Beyond the factory floor, JBS has long been linked to illegal deforestation and environmental destruction in the Amazon, both directly through its supply chains and indirectly through pressure on local ecosystems. The company’s climate footprint is staggering, with greenhouse gas emissions that rival those of entire countries. And yet, instead of reckoning with this impact, JBS continues to expand production and avoid accountability.
In Brazil, where the company is headquartered, the recent passage of most of the so-called “devastation bill” further weakens environmental safeguards and accelerates the damage. Now that President Luiz Inacio Lula da Silva approved the bill, even with some environmental restrictions, it continues to grant free rein to agribusiness giants like JBS that profit from the destruction of forests and the displacement of Indigenous communities.
This is not a case of a few bad actors or isolated scandals. JBS has thrived because of weak enforcement, political influence, and a financial system that rewards short-term gains over long-term responsibility.
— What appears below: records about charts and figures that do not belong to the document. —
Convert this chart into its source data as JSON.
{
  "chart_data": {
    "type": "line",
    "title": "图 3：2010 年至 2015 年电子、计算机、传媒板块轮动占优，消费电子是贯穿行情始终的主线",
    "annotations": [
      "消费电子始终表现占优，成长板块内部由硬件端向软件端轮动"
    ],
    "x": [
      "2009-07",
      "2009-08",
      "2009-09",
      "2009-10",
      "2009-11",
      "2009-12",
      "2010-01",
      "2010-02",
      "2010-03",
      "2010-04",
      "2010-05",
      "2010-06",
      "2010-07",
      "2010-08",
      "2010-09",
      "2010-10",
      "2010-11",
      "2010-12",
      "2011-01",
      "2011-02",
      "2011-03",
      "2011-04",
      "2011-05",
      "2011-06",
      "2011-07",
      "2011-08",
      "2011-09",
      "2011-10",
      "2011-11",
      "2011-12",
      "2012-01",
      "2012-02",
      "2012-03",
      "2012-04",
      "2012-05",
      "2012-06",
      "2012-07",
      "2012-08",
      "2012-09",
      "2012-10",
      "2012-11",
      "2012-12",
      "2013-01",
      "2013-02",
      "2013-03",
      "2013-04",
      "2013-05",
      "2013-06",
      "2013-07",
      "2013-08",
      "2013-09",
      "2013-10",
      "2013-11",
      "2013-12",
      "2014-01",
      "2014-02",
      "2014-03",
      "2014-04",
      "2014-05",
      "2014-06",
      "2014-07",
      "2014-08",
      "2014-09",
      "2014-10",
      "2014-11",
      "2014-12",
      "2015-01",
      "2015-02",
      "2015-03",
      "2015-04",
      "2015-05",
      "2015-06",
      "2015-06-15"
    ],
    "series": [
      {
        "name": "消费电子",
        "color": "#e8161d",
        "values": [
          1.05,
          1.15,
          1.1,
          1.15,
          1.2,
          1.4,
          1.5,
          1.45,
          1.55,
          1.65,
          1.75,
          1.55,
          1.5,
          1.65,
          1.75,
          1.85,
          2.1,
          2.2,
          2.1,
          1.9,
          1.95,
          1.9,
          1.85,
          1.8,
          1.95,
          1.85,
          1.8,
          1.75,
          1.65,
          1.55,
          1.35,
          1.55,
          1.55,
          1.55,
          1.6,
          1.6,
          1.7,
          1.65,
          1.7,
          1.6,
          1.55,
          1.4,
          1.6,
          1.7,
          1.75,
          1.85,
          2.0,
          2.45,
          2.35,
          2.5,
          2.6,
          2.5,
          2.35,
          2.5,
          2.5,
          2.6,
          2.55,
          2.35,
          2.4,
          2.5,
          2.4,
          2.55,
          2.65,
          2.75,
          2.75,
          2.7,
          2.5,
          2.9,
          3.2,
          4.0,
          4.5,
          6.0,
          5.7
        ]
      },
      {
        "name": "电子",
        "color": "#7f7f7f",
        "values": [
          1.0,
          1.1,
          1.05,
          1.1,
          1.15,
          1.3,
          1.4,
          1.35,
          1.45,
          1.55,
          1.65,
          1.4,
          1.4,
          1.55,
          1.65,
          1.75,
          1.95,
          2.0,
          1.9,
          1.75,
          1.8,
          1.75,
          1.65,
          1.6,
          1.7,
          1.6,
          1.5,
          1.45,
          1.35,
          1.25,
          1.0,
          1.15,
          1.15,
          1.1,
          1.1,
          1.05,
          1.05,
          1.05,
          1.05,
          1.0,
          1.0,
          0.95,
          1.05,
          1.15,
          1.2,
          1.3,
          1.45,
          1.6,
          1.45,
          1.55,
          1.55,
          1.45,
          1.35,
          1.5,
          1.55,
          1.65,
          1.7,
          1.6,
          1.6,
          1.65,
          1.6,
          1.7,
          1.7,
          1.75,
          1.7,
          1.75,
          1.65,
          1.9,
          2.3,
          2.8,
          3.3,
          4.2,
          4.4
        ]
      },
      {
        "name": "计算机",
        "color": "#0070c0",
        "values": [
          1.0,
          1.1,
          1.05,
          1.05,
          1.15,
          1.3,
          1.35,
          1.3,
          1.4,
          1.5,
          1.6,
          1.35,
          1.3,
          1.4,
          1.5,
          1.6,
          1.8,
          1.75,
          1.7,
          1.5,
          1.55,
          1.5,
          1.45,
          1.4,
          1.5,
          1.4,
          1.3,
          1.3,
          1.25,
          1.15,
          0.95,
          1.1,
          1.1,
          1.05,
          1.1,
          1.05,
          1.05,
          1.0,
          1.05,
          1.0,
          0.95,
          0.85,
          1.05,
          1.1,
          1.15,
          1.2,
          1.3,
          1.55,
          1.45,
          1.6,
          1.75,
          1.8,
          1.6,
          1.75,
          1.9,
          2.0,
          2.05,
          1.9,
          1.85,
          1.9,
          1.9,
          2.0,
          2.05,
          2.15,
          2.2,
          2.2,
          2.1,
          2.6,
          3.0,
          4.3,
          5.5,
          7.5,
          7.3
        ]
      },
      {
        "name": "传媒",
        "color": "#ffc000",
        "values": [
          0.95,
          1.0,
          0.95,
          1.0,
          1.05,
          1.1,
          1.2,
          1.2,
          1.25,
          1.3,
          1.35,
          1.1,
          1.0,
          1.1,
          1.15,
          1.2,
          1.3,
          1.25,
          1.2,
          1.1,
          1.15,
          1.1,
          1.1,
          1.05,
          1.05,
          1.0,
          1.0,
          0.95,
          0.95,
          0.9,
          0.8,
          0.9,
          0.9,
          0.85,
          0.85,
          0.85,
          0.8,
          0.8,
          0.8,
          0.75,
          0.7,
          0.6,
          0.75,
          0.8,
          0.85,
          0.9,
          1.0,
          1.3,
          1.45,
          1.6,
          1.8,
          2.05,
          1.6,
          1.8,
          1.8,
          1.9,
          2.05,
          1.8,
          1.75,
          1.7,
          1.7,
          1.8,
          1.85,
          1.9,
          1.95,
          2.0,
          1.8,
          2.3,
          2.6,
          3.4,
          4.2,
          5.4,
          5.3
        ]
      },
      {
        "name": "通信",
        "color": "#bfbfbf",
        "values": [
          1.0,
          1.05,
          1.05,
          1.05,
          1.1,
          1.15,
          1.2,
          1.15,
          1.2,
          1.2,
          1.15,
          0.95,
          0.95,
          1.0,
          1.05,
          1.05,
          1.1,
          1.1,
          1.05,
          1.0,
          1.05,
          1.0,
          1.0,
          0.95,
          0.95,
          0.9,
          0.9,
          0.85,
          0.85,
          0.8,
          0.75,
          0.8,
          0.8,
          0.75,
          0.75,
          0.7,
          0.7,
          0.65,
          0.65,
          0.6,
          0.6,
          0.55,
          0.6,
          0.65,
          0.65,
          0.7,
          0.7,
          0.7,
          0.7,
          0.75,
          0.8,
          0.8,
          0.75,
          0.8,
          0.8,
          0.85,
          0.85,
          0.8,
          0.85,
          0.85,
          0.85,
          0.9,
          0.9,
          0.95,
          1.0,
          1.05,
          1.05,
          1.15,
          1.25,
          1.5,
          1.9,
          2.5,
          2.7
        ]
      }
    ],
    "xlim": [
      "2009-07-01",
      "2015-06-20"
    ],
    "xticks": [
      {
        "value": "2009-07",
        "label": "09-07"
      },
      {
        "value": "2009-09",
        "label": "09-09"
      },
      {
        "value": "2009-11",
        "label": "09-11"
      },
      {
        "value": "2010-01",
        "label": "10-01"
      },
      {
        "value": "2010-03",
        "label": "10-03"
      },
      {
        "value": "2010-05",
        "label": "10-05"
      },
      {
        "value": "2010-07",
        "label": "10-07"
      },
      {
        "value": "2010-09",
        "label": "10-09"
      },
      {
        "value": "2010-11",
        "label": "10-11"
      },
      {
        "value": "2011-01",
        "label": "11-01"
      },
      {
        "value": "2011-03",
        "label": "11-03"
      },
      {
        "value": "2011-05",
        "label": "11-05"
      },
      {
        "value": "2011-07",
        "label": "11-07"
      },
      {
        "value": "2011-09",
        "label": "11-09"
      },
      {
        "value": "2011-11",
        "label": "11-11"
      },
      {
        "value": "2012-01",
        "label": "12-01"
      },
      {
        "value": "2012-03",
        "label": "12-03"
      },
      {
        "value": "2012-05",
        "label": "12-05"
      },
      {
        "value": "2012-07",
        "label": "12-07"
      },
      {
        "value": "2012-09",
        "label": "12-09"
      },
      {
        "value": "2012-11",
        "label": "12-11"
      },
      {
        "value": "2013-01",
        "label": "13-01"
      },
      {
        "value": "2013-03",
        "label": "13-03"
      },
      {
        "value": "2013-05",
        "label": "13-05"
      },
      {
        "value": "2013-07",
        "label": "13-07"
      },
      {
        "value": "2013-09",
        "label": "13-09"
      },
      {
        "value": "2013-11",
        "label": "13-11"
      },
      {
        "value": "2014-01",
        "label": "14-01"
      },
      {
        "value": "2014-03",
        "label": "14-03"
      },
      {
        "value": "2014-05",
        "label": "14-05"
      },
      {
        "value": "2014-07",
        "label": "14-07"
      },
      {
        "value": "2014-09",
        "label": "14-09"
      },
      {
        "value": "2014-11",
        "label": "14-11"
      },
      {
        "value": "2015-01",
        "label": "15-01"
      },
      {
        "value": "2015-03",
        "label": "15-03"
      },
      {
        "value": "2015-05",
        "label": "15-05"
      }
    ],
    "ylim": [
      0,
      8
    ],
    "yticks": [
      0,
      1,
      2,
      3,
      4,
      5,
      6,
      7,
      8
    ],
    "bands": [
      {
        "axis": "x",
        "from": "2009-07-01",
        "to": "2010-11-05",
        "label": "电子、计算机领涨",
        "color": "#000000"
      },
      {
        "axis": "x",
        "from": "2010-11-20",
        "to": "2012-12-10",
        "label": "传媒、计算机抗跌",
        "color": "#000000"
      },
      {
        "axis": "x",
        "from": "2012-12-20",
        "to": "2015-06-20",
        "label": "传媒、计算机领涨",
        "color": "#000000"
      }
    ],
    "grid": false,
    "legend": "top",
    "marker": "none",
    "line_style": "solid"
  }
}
Just months before its New York Stock Exchange (NYSE) debut, JBS subsidiary Pilgrim’s Pride made a $5 million donation to the Trump-Vance Inaugural Committee. This is the context in which JBS was allowed to access US capital markets. Even though top proxy advisory firms, including Glass Lewis and Institutional Shareholder Services, urged shareholders to vote against the listing, citing serious governance concerns and lack of transparency, their warnings were ignored, and just this June, JBS began trading on the NYSE.
JBS now generates over $39 billion a year from its US operations alone, profits that are often routed through tax havens in Luxembourg, Malta, and the Netherlands. And when caught breaking the law, JBS often faces only minor consequences that rarely match the scale of the harm.
We must stop sending the message that corporations can endanger workers, break the law, and destroy the environment without consequence, as long as they remain profitable. There is another path forward. Consumers, advocates, and investors need to reject this status quo and demand change.
That starts with consumers actively choosing not to buy JBS products. Investors can divest from JBS and urge their asset managers to do the same. Universities, pension funds, and retirement plans can reexamine whether their portfolios are supporting a company with this kind of track record. At the same time, policymakers must push for stronger corporate accountability, not just in meatpacking, but across industries that harm people and the planet.
JBS should not be rewarded with more money, more access, and more influence. Instead, we must make JBS the example and let it serve as a warning about the costs of putting profit above all else. The future of our food system, our environment, and our communities depends on drawing the line and holding it.